Goldwater Institute joins PLF in urging Arizona Supreme Court to protect property rights

April 19, 2013 | By TIMOTHY SANDEFUR

We recently filed a petition asking the Arizona Supreme Court to take up the case of Aspen 528 v. Flagstaff, a lawsuit under that state’s Property Rights Protection Act, in which the Court of Appeals essentially shortened the statute of limitations from three years to two years and nine months. Last week, the Goldwater Institute filed this friend of the court brief urging the Court to grant our petition and hear the case.

The question may seem a complex one, but it’s a crucial one for the state’s property owners, who were promised protection against government takings of their property. Proposition 207, passed in the wake of the infamous Kelo decision, says that if the government seizes your land outright, or imposes a regulation that deprives your property of its value, you can file a lawsuit to get the just compensation that the Constitution guarantees you. The deadline for filing a lawsuit is three years after the passage of the law that decreases your property value. But before you file your case, you must first file a written demand for compensation, and give the government some time to decide whether to pay you first. They get 90 days to make that decision. If they ignore you, then after 90 days, the demand is considered denied and you can then file a lawsuit. You’re not allowed to sue before that 90 days is up.

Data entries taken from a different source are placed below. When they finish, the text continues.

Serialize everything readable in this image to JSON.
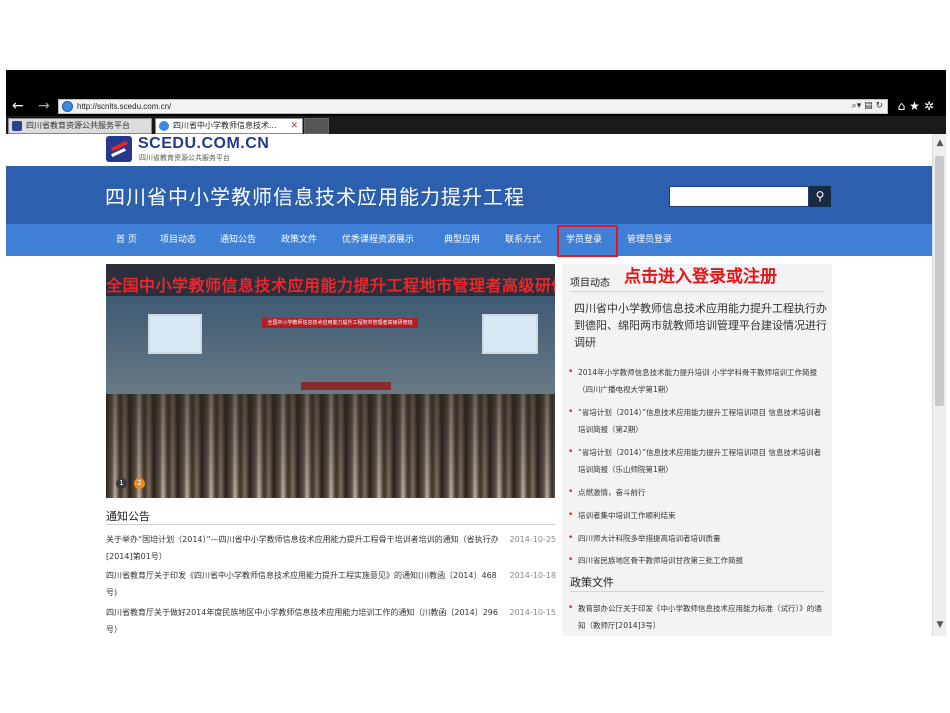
{
  "browser": {
    "url": "http://scnlts.scedu.com.cn/",
    "tabs": [
      {
        "label": "四川省教育资源公共服务平台"
      },
      {
        "label": "四川省中小学教师信息技术..."
      }
    ]
  },
  "site": {
    "logo_text": "SCEDU.COM.CN",
    "logo_subtitle": "四川省教育资源公共服务平台",
    "banner_title": "四川省中小学教师信息技术应用能力提升工程"
  },
  "nav": {
    "items": [
      "首 页",
      "项目动态",
      "通知公告",
      "政策文件",
      "优秀课程资源展示",
      "典型应用",
      "联系方式",
      "学员登录",
      "管理员登录"
    ]
  },
  "slider": {
    "title": "全国中小学教师信息技术应用能力提升工程地市管理者高级研修班",
    "stage_banner": "全国中小学教师信息技术应用能力提升工程地市管理者高级研修班",
    "dots": [
      "1",
      "2"
    ]
  },
  "notices": {
    "heading": "通知公告",
    "items": [
      {
        "title": "关于举办“国培计划（2014）”—四川省中小学教师信息技术应用能力提升工程骨干培训者培训的通知（省执行办[2014]第01号）",
        "date": "2014-10-25"
      },
      {
        "title": "四川省教育厅关于印发《四川省中小学教师信息技术应用能力提升工程实施意见》的通知(川教函〔2014〕468 号)",
        "date": "2014-10-18"
      },
      {
        "title": "四川省教育厅关于做好2014年度民族地区中小学教师信息技术应用能力培训工作的通知（川教函〔2014〕296号）",
        "date": "2014-10-15"
      }
    ]
  },
  "projects": {
    "heading": "项目动态",
    "callout": "点击进入登录或注册",
    "featured": "四川省中小学教师信息技术应用能力提升工程执行办到德阳、绵阳两市就教师培训管理平台建设情况进行调研",
    "items": [
      "2014年小学教师信息技术能力提升培训 小学学科骨干教师培训工作简报（四川广播电视大学第1期）",
      "“省培计划（2014）”信息技术应用能力提升工程培训项目 信息技术培训者培训简报（第2期）",
      "“省培计划（2014）”信息技术应用能力提升工程培训项目 信息技术培训者培训简报（乐山师院第1期）",
      "点燃激情，奋斗前行",
      "培训者集中培训工作顺利结束",
      "四川师大计科院多举措提高培训者培训质量",
      "四川省民族地区骨干教师培训甘孜第三批工作简报"
    ]
  },
  "policy": {
    "heading": "政策文件",
    "items": [
      "教育部办公厅关于印发《中小学教师信息技术应用能力标准（试行）》的通知（教师厅[2014]3号）"
    ]
  }
}
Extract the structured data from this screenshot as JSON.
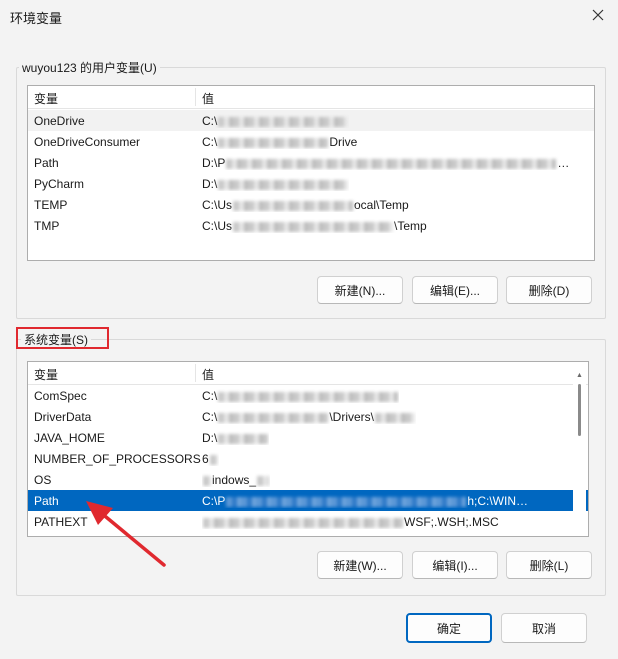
{
  "window": {
    "title": "环境变量"
  },
  "user_section": {
    "legend": "wuyou123 的用户变量(U)",
    "columns": [
      "变量",
      "值"
    ],
    "rows": [
      {
        "name": "OneDrive",
        "value_prefix": "C:\\",
        "value_suffix": ""
      },
      {
        "name": "OneDriveConsumer",
        "value_prefix": "C:\\",
        "value_suffix": "Drive"
      },
      {
        "name": "Path",
        "value_prefix": "D:\\P",
        "value_suffix": "…"
      },
      {
        "name": "PyCharm",
        "value_prefix": "D:\\",
        "value_suffix": ""
      },
      {
        "name": "TEMP",
        "value_prefix": "C:\\Us",
        "value_suffix": "ocal\\Temp"
      },
      {
        "name": "TMP",
        "value_prefix": "C:\\Us",
        "value_suffix": "\\Temp"
      }
    ],
    "buttons": {
      "new": "新建(N)...",
      "edit": "编辑(E)...",
      "delete": "删除(D)"
    }
  },
  "system_section": {
    "legend": "系统变量(S)",
    "columns": [
      "变量",
      "值"
    ],
    "rows": [
      {
        "name": "ComSpec",
        "value_prefix": "C:\\",
        "value_suffix": ""
      },
      {
        "name": "DriverData",
        "value_prefix": "C:\\",
        "value_suffix": "\\Drivers\\"
      },
      {
        "name": "JAVA_HOME",
        "value_prefix": "D:\\",
        "value_suffix": ""
      },
      {
        "name": "NUMBER_OF_PROCESSORS",
        "value_prefix": "6",
        "value_suffix": ""
      },
      {
        "name": "OS",
        "value_prefix": "",
        "value_suffix": "indows_"
      },
      {
        "name": "Path",
        "value_prefix": "C:\\P",
        "value_suffix": "h;C:\\WIN…"
      },
      {
        "name": "PATHEXT",
        "value_prefix": "",
        "value_suffix": "WSF;.WSH;.MSC"
      }
    ],
    "selected_row": "Path",
    "buttons": {
      "new": "新建(W)...",
      "edit": "编辑(I)...",
      "delete": "删除(L)"
    }
  },
  "footer": {
    "ok": "确定",
    "cancel": "取消"
  },
  "colors": {
    "selection": "#0067c0",
    "annotation": "#e0292f"
  },
  "icons": [
    "close-icon",
    "scroll-up-icon",
    "scroll-down-icon",
    "annotation-arrow-icon"
  ]
}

But what happens if you file your demand during the last 90 days of the three year period? Can the government just ignore you, and then when you file your case, just say “Well, too late—we waited long enough that the three years expired!” That sort of a “pocket veto” is usually illegal—courts apply a well-known doctrine called “tolling” to ensure that you can wait the required 90 days without losing your rights under the statute of limitations. For some reason—which it did not explain—the Arizona Court of Appeals ruled otherwise in our lawsuit on behalf of Flagstaff property owner Paul Turner, and his company, Aspen 528. It held that the three years is a deadline, no matter what—even if the city goes past that deadline out of a bad-faith desire to deprive you of your constitutional rights, as happened here.

We’ve asked the state’s highest court to review this question and our friends at the Goldwater Institute have filed this brief urging the court to take up the case. As they point out, the “tolling” rule applies to these kinds of exhaustion requirements in all sorts of jurisdictions. To reject that rule, and to allow cities to “pocket veto” lawsuits brought during the last three months of the three-year limitations period would reduce the three year period to two years and nine months. What about people who only buy the property during that last three months? Or inherit it, just in time to be told that the city has manipulated the rules and deprived them of their right to just compensation?

We hope the Supreme Court will take up this issue soon.